SAUSAGE QUALITY
The longest sausage ever made measured 36.74 miles long (59.14km). A man named J.J. Tranfield made it in Sheffield on October 27th-29th, 2000. Many people think that, on the whole, sausages contain the leftovers from a slaughtered animal and in certain cases this can be true. The cheapest sausages on the market contain less meat and more fat whilst the better sausages have a higher content of quality meat.
To ensure that you are buying the best sausages;
- Look for nice plump and juicy sausages with a meat content of 70% or more. The meat should be packed tight with no air bubbles.
- The skins of the sausages should be natural and not artificial. Their skins should also be shiny.
- Look for a Quality Standard mark on the packaging.
- Look at the ingredients and choose the sausages with fewer or, better still, no E numbers.
- Be wary of packaged sausages that don't display any of the British quality marks because they have probably made from cheap meat imported from abroad.
- Avoid sausages that contain a high water content or have been bulked up with cheap ingredients such as excessive fat, bread and rusk.

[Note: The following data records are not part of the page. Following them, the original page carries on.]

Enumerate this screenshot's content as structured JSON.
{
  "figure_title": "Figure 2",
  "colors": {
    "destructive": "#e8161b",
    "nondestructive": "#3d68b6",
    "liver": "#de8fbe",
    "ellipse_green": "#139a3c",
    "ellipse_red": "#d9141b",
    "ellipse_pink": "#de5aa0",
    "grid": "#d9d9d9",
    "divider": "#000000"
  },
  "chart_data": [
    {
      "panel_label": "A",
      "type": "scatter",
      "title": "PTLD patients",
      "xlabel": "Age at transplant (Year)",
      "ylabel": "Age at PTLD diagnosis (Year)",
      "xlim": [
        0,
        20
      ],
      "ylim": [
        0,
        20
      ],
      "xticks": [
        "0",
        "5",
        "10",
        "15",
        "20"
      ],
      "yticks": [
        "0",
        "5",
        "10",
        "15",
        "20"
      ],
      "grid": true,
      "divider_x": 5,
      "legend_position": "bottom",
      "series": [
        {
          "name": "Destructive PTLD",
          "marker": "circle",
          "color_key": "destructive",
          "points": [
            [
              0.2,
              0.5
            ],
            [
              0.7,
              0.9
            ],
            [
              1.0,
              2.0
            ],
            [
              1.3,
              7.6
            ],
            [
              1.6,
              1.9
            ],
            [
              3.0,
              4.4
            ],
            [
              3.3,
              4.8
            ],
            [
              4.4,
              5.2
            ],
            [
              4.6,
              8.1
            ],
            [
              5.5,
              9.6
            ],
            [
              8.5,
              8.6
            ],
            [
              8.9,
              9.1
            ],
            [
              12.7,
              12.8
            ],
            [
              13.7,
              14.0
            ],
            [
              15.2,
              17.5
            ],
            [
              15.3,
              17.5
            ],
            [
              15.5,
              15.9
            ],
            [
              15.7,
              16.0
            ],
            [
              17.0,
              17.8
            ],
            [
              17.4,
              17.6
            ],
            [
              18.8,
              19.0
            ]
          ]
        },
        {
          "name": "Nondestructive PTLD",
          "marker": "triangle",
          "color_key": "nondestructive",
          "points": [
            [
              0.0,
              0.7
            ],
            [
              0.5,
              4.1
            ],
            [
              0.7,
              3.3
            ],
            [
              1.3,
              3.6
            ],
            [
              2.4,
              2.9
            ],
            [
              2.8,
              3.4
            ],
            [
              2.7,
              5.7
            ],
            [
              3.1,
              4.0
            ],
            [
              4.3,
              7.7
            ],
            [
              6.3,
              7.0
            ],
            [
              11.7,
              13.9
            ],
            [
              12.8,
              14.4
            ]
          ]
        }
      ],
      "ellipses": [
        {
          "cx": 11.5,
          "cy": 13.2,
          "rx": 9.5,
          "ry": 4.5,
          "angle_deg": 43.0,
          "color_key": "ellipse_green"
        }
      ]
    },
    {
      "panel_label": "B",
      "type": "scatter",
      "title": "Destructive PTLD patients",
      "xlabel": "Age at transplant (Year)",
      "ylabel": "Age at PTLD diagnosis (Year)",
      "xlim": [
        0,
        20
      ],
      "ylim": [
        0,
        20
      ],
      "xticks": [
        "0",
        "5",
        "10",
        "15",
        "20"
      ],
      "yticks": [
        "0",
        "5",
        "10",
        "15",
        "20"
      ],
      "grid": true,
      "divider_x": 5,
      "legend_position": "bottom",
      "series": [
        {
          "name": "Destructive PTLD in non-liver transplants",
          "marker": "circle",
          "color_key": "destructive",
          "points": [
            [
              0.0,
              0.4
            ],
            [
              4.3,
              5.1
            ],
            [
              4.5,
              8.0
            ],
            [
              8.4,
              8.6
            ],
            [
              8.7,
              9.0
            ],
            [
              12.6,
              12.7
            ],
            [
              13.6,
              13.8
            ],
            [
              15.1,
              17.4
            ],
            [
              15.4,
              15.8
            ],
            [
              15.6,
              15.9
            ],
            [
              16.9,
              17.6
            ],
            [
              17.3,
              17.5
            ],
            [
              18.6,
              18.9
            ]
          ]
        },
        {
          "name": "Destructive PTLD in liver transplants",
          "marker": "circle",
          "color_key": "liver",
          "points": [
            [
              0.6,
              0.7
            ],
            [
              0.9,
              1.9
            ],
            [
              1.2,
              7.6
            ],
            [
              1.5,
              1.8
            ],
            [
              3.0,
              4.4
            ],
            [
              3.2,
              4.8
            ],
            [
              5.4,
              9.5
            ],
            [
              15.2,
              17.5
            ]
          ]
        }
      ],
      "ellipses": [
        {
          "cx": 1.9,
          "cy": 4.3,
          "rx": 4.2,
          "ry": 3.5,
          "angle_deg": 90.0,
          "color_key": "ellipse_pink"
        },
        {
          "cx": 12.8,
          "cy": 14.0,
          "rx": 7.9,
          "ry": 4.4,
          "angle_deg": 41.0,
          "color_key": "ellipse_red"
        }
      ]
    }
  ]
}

- Remember, the more you pay the better the quality. If you're unsure don't be afraid of seeking advice from your butcher.
The most popular method of cooking sausages is grilling, which is hardly surprising given our health-conscious society these days! Frying is still favoured by some but this is on the wane with more and more people seeking to eat less calories and fat. Piercing the sausages means that you lose all the juices thus drying out the meat but it is better for you. However, the choice is yours!